While climbers sometimes wait for hours, for their turn to reach the top, they are vulnerable to sudden changes in weather conditions including high wind gusts, blizzards and falling loose rocks which at worst, can trigger an avalanche. Climbers and adventure tour operators should recall, that during the 2015 earthquake 29 adventure tourists were killed when the quake triggered an avalanche which inundated Everest Base Camp. Mt Everest is not the place to be running mass tourism expeditions. I fully appreciate that adventure tour operators and their staff of Sherpas, guides and porters all want to make a living. However, the apparently uncontrolled rush of climbers presents a range of dangers to all people who venture into this very fragile and harsh environment.
Nepal has done well to recover from the damage caused to the county and the tourism industry by the 2015 earthquake. Tourism to Nepal has recovered to record levels. In 2018 1.25 million international tourists visited Nepal (an all time record). However, the perception of greedy operators who appear prepared to risk lives by allowing swarms of cashed up tourists ascending the Himalayan peaks could potentially damage Nepal’s reputation as a tourist destination which cares about the safety of its vistors.
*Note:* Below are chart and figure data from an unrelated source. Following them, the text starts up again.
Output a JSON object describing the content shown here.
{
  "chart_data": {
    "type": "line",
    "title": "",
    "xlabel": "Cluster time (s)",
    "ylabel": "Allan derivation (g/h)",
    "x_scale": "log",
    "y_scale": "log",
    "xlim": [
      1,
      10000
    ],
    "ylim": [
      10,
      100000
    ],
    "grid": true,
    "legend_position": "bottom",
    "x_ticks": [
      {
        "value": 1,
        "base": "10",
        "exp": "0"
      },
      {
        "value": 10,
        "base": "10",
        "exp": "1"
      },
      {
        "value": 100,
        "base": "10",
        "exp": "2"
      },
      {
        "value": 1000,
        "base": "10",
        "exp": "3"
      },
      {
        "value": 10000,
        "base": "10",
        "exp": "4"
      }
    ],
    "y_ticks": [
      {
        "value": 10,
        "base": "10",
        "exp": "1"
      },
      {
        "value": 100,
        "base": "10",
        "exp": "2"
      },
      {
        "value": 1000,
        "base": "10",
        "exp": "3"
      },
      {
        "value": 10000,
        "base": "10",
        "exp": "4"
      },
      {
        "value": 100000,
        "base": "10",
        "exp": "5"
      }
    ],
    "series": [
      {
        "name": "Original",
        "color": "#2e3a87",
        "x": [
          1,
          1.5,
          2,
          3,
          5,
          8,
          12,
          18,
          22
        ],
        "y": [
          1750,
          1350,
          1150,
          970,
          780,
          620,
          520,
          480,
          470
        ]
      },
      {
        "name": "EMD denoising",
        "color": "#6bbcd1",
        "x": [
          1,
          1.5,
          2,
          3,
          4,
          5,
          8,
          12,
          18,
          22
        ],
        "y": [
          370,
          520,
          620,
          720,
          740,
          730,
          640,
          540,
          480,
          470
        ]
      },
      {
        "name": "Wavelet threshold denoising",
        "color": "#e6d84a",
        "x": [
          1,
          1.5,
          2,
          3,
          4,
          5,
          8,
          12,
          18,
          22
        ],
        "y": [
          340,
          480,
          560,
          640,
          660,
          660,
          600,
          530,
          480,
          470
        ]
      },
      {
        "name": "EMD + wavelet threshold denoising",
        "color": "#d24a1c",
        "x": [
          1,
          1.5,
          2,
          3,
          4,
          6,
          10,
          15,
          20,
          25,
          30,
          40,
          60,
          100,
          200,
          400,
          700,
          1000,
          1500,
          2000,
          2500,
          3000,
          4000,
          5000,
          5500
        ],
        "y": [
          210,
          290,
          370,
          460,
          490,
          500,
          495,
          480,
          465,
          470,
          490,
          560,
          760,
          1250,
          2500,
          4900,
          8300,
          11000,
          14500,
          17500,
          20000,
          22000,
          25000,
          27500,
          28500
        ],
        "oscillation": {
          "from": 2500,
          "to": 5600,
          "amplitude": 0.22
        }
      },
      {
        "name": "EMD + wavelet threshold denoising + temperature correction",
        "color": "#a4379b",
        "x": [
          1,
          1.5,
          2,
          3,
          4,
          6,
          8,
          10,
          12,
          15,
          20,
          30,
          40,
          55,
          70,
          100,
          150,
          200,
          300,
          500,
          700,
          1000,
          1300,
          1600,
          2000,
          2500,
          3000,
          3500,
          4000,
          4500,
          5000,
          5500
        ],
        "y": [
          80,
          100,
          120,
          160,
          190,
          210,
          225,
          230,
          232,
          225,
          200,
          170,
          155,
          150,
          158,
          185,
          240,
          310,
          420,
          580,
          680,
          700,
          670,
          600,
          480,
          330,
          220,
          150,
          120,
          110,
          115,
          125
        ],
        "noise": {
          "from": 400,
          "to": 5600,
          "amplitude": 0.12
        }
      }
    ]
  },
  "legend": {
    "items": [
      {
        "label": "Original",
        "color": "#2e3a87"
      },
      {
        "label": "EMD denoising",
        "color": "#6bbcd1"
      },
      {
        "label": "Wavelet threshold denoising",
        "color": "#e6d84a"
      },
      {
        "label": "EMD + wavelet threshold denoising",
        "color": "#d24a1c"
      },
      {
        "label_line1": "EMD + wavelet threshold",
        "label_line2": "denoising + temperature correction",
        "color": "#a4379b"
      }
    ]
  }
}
Mountain tour operators need to be certain that their “mountaineers” are physically fit enough to undertake the rigour of a climb. The Nepalese government authorities need to ensure that there is a manageable limit of summit climbers at any one time. Climbers should be required to demonstrate they have appropriate clothing, equipment and supplies of food and oxygen.
If Nepalese and Indian authorities do not impose some real controls over mountain expeditions and carrying capacity in this fragile environment I fear that we could be reading far worse headlines from the Himalayas than we are seeing now.